After a decade or more as a session musician and record label staff writer Moore decided his musical career required more depth. He had played music from a bewildering range of styles, from calypso to country, but he kept returning to the blues tunes.
Moore then learned music a second time by moving to the Mississippi Delta and hanging out with veteran blues musicians. The experience eventually crystallised with his renaming as Keb' Mo' and the release of a self-titled debut album.
"It wasn't hard to keep the faith because music keeps you happy," says Mo', who is touring New Zealand. "I keep playing music and that's enough for me. I wasn't necessarily attached to success, and the more I attached myself to music the more joy it gave me.
"For most people the 'success' never comes. If you measure success by popularity and dollars and cents that's a good way to set yourself up for disappointment, rather than just being grateful for what you're given and what you have and what's good about your life."
Having cemented his reputation as one of his generation's leading blues singers, Mo' has headed in a different direction on his most recent album, Big Wide Grin. In part inspired by his son Kevin jnr, who sings on a track on the album, Mo' wanted to record a fun family record.
Selecting songs as diverse as Joni Mitchell's Big Yellow Taxi, Stevie Wonder's Isn't She Lovely, the Ojays' Love Train and the standard America the Beautiful, Big Wide Grin is tinged with the blues but paints a much broader musical canvas.
"I wanted songs that had family themes, songs that were up and happy and showed family in all its different dimensions. I didn't just want the typical happy families, but situations that weren't so normal," Mo' says.
What was meant to be a fun record has come with a small amount of heartache, he says. Despite it being pitched as a family record and as a sideline from his usual line of work, some fans didn't take at all kindly to their hero's swerve in direction.
"Some people were a little offended, saying, 'Wait a minute, what's this crap?' I expected a lot more flak than I actually got from it but I have people around me who do a good job of keeping it away from me," Mo' says.
"They always try to let the artist have a positive view of themselves, but I know there's rubbish out there. You've got to know people are saying bad things about you. It goes with the job. It goes with life.
"I don't have a problem with diversity at all, but some people, they want you to do what they like you doing. People take stock in you, they take a little ownership in you, they like you doing that one thing they like. Some people are very open to what you do. I think you have to make your music to please yourself first. If you don't like it, no one else will."
Mo' makes music every day and has a studio set up at his home so he can record whenever he wants to.

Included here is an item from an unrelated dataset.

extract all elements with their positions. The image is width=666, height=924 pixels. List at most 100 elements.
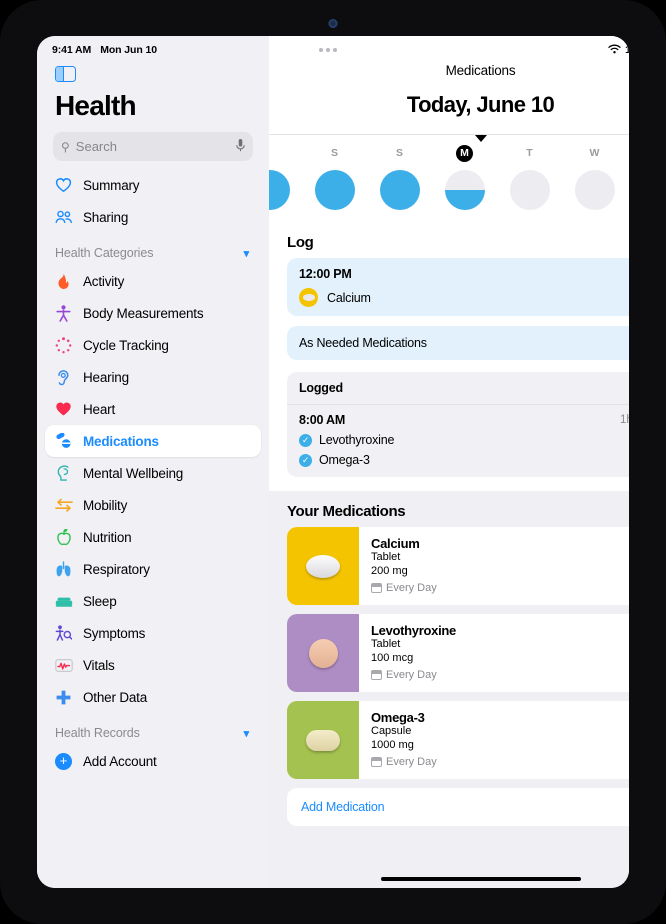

Nothing is set down on the calendar for release yet and, at the risk of irritating those picky fans still further, he's taking time to explore another musical dimension.
"When I have a project going, I never know what it's going to turn out to be," he says.
"Right now I'm working on writing a lot of singer/songwriter-type songs, in the blues/country kind of genre.
"That's what's intriguing me right now. The Big Wide Grin was kind of fun because we got different rhythm sections in to play and just had a bit of a hoo ha.
"Now I'm just sitting down with a guitar and playing, looking right back at just vocals and guitar. I'm really enjoying just working with those simple things right now."
* Keb' Mo' plays the Auckland Town Hall on Saturday.